|
It's a network effect. If you're going to attract new contributors to a system, having the toolset that everyone else uses is a huge win. I've been at this long enough to have learned (somewhat) each of RCS, CVS, SVN hg, and git. In the beginning there were (mostly) just two: RCS and SCCS, and nobody used SCCS. With time, I've touched several others, had to wrap my head around them, as additional challenges to getting my primary job done, which generally involved solving problems in other domains (or learning other tool). And ... some of that's knowledge which has stuck, some isn't. The time invested in learning is sunk cost, though there's the problem that it all leaves traces on your brain. This is something that 20-somethings don't get: it's not learning things so much as unlearning. It's one thing to launch into a field with the hot new technology under your belt. I landed with some awarness of Unix when that was fairly unusual, and parlayed that and a set of tools for 25 years. During which I've not stood still... ... but the rate at which new tools are introduced, and having to sort out which actually will win is a considerable overhead. After a while it ... just gets kind of old. Especially since you realize that all of it is a constructed complexity, largely arbitrary. How many operating systems (7, not counting Unix variants), shells (9), editors (10+), scripting languages (8), database implementations (7), firewall systems (4), webservers / application engines (6), mailservers (6), document markup languages (6+), etc., etc., etc., do you want to learn over your lifetime? Some are pretty cool. Others ... are just makework. This spills over to larger highly integrated stuff which previous experience shows is almost always going to be a massive clusterfuck, of which I'll not mention systemd by name.

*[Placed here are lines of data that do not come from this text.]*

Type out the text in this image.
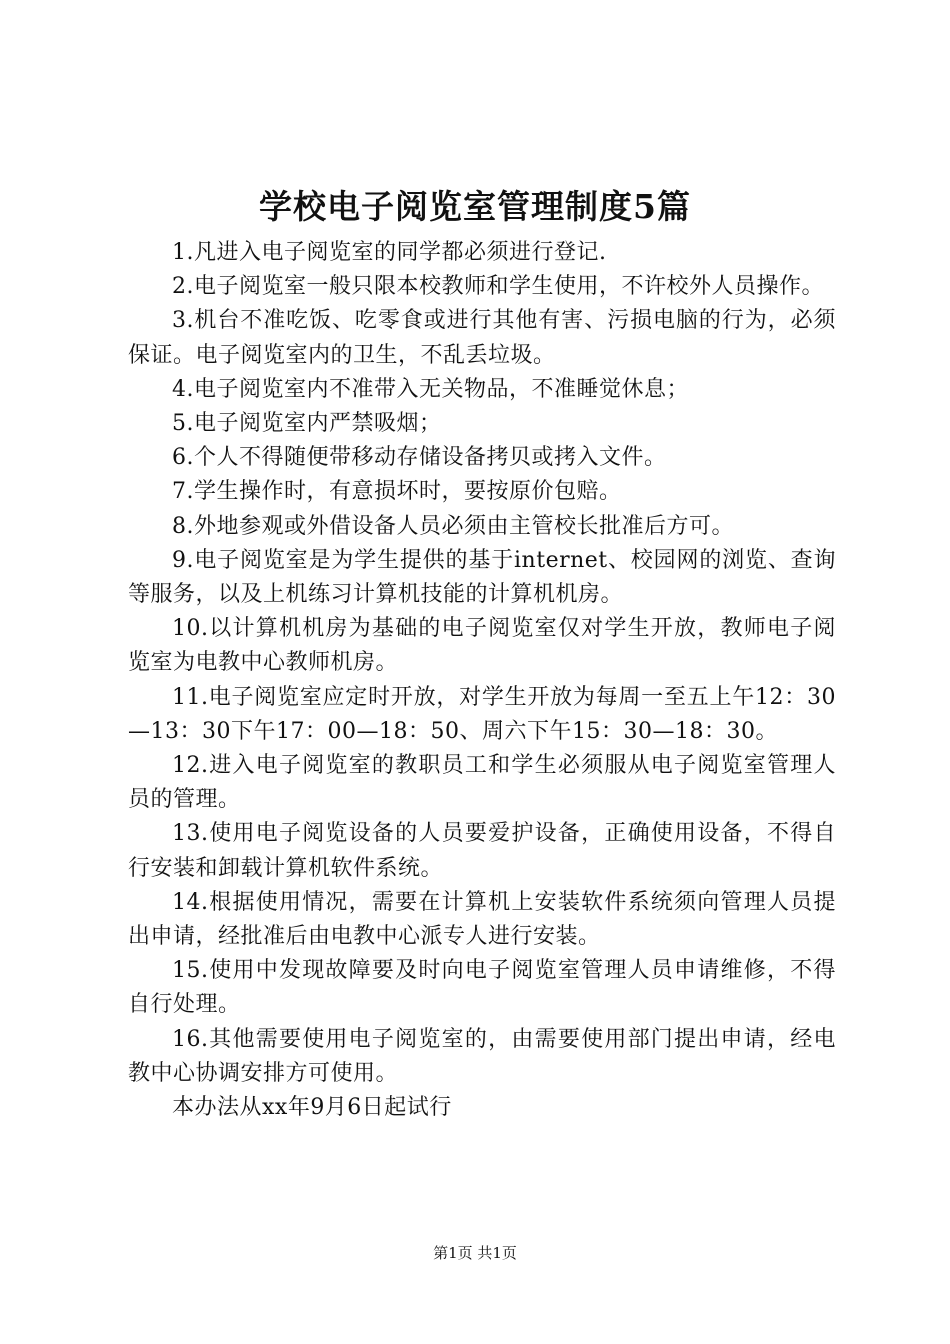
学校电子阅览室管理制度5篇

1.凡进入电子阅览室的同学都必须进行登记.

2.电子阅览室一般只限本校教师和学生使用，不许校外人员操作。

3.机台不准吃饭、吃零食或进行其他有害、污损电脑的行为，必须保证。电子阅览室内的卫生，不乱丢垃圾。

4.电子阅览室内不准带入无关物品，不准睡觉休息；

5.电子阅览室内严禁吸烟；

6.个人不得随便带移动存储设备拷贝或拷入文件。

7.学生操作时，有意损坏时，要按原价包赔。

8.外地参观或外借设备人员必须由主管校长批准后方可。

9.电子阅览室是为学生提供的基于internet、校园网的浏览、查询等服务，以及上机练习计算机技能的计算机机房。

10.以计算机机房为基础的电子阅览室仅对学生开放，教师电子阅览室为电教中心教师机房。

11.电子阅览室应定时开放，对学生开放为每周一至五上午12：30—13：30下午17：00—18：50、周六下午15：30—18：30。

12.进入电子阅览室的教职员工和学生必须服从电子阅览室管理人员的管理。

13.使用电子阅览设备的人员要爱护设备，正确使用设备，不得自行安装和卸载计算机软件系统。

14.根据使用情况，需要在计算机上安装软件系统须向管理人员提出申请，经批准后由电教中心派专人进行安装。

15.使用中发现故障要及时向电子阅览室管理人员申请维修，不得自行处理。

16.其他需要使用电子阅览室的，由需要使用部门提出申请，经电教中心协调安排方可使用。

本办法从xx年9月6日起试行

第1页 共1页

Which means you want to consider what projects you work on, where you work, etc. Google have a challenge in this regard with their NIH model -- work at Google long enough and you'll learn some really cool, advanced technology. Which nobody, anywhere else, uses. And, no, they're not the only ones. But they definitely come to mind. |
The last few weeks, after using git for a decade now I guess, I had to use CVS to checkout and contribute some changes to a project still using CVS. Wow, was that painful! One does get used to the simplicty and features of git, and going backward to older tools makes one really appreciate what they give you.